Schreber

Structural and energy-efficient renovation of an estate house in Aachen

amunt as Architects

This small 1920s estate house with a large garden - acquired by the clients in the winter of 2010 - is located on the northern periphery of the city of Aachen. A two-storey, fifty sqm extension was added to the seventy sqm house to cater to the spatial needs of the new owner family with three children. The original building is a simple brick structure with a clinker façade. One of the main questions during the design phase was, “how to extend?”


The intention was that the extension and the partially new roof convert the existing simple building structure into a generous, open, compact residential home, which carried forward the simplicity of the existing materials using contemporary means.


The main house and the garden flow into one another on the ground floor of the extension. A main living space has been created here as a sort of garden room, which atmospherically mediates between inside and outside as a result of the materials used: an open concrete skeleton has been extensively glazed to provide an unimpeded view of the garden and the surroundings. The east-facing red clinker outer wall of the main house has been cleaned up; as an interior wall, it now dominates the spatial character of the “garden room”. The rawness of the clinker contrasts with a fine, white-leached wooden floor. Extending the house towards the garden, opening up the staircase to the upper floor and the new wall panelling of the stairs with integrated balustrade, have transformed the role of the old wooden staircase. With its oxblood red colour it has now become the most succinct element of the entrée, which, as a central space, generously connects old and new building, ground and top floor with one another. The existing red and white tiled entrance floor now lies like a carpet in the middle of the house.

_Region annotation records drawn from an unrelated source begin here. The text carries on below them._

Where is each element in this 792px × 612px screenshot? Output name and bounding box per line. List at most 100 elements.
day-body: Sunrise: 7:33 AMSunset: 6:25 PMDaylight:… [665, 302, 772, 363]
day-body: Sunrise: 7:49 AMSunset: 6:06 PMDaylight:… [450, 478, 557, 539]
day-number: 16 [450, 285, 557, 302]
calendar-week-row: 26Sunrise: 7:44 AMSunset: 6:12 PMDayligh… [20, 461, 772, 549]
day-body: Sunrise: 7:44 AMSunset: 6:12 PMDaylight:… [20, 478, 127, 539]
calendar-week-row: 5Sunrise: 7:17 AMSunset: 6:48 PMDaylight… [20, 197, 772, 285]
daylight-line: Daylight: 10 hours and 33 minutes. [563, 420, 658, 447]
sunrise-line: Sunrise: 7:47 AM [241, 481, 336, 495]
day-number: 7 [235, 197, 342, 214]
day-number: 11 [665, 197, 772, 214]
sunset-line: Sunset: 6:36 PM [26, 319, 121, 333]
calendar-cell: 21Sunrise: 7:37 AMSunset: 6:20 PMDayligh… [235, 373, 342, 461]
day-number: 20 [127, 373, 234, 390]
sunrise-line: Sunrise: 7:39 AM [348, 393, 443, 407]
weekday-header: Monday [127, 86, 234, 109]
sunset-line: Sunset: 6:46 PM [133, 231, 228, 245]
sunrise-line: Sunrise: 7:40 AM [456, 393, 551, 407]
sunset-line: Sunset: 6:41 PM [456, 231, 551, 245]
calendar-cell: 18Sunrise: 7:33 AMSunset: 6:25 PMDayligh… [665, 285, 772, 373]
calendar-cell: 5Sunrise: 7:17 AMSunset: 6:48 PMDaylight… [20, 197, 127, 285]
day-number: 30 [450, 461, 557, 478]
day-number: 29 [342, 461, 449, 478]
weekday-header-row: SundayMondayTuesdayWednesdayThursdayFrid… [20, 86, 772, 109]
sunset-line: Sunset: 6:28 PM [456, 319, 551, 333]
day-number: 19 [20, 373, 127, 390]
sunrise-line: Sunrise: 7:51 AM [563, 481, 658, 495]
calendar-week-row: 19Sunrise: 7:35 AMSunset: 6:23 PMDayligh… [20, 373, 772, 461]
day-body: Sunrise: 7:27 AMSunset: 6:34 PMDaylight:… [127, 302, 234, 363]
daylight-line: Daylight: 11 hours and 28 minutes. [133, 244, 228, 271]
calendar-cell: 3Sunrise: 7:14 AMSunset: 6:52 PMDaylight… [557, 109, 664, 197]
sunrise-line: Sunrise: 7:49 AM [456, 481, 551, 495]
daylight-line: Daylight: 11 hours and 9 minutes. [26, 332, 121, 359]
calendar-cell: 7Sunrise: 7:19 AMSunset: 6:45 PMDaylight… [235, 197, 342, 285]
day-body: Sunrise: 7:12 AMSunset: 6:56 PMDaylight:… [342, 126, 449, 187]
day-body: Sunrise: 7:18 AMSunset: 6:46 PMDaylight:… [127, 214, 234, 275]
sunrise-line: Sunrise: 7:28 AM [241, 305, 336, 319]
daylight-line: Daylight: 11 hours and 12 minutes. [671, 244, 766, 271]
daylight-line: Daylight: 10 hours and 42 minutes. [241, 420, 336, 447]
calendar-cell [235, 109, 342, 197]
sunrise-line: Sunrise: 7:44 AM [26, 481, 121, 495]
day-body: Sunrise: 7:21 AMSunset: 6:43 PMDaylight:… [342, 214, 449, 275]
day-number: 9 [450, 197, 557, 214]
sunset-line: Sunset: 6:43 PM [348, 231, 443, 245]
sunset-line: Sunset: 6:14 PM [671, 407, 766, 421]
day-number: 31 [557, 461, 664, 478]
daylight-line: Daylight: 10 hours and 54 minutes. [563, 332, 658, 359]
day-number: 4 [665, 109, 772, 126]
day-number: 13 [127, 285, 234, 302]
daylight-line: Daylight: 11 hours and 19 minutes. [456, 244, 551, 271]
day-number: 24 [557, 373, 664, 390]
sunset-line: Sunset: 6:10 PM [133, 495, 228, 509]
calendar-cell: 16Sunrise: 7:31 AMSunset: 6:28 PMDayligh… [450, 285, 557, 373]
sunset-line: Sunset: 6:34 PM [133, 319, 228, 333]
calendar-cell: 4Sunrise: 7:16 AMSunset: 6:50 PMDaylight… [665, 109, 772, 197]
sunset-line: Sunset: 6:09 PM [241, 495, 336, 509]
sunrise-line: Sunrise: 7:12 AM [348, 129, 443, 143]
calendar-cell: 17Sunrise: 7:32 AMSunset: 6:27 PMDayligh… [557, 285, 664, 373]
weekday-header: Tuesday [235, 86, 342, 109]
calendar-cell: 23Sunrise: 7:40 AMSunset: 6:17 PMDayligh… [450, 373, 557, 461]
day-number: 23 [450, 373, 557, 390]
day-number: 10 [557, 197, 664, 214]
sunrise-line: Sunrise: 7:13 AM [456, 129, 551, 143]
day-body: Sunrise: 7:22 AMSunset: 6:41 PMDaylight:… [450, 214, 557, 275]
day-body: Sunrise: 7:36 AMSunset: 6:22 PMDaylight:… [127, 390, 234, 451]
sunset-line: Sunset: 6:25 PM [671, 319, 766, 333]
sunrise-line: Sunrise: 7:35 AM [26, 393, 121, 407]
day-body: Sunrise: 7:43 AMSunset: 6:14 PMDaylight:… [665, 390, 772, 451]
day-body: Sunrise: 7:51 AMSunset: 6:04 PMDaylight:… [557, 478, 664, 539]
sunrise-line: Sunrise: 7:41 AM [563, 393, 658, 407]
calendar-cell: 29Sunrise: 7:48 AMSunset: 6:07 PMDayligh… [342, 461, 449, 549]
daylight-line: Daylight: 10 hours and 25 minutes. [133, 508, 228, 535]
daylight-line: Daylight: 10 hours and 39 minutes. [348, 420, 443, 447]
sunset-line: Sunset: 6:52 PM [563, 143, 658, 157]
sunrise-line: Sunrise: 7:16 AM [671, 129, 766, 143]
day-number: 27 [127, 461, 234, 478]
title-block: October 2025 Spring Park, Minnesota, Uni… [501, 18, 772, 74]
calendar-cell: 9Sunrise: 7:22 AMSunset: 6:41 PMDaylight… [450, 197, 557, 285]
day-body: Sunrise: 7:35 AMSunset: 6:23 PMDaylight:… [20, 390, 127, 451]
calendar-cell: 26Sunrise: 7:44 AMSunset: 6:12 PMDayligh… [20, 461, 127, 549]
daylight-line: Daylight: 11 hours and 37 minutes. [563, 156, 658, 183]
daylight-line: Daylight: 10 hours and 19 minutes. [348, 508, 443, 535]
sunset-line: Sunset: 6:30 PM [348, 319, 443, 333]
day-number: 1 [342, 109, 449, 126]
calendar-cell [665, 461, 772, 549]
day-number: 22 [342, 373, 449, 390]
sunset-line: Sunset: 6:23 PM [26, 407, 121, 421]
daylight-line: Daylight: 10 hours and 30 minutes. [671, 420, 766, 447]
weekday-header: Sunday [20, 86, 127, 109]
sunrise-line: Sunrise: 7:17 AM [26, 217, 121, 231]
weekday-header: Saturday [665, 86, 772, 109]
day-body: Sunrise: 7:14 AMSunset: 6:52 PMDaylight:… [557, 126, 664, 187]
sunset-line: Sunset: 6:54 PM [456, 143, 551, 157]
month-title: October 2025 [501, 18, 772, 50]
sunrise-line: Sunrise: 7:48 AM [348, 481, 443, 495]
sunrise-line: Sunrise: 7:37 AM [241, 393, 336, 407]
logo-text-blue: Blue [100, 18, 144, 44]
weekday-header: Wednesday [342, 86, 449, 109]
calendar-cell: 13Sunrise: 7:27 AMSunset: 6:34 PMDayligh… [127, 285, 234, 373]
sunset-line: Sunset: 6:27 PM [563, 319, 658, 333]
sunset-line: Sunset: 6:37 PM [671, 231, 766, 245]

Following the stairs and the skylight to the top floor, you reach the private living area. Four bedrooms, each with its own character, accommodate two adults and three children. A light shaft provides natural light to a new, centrally located bathroom. Clever overlapping means that the ceiling of the bathroom acts as a sleeping loft for the neighbouring children’s bedroom, in the original building. Two rooms have been created for the boys in the extension. A ladder leads from the hall of the top floor into the attic, which provides room for visitors, retreat or storage.


The dark red clinker façade of the original building interlocks with the red-brown unplastered pumice and light-weight concrete bricks of the extension; it interprets the existing material in a contemporary manner and combines with the original in colour to form a new compact building volume. 1+1=1.


This architecture strives towards specialness rather than streamlined densification; it breaks conventional perception spaces and patterns to take forward the raw, brash charm of this former workers’ housing estate. Its appearance clearly stands in contrast to the mainstream too smooth and too perfect.


Cramped spaces have been transformed into the expanse and lightness of a sense of contemporary dwelling.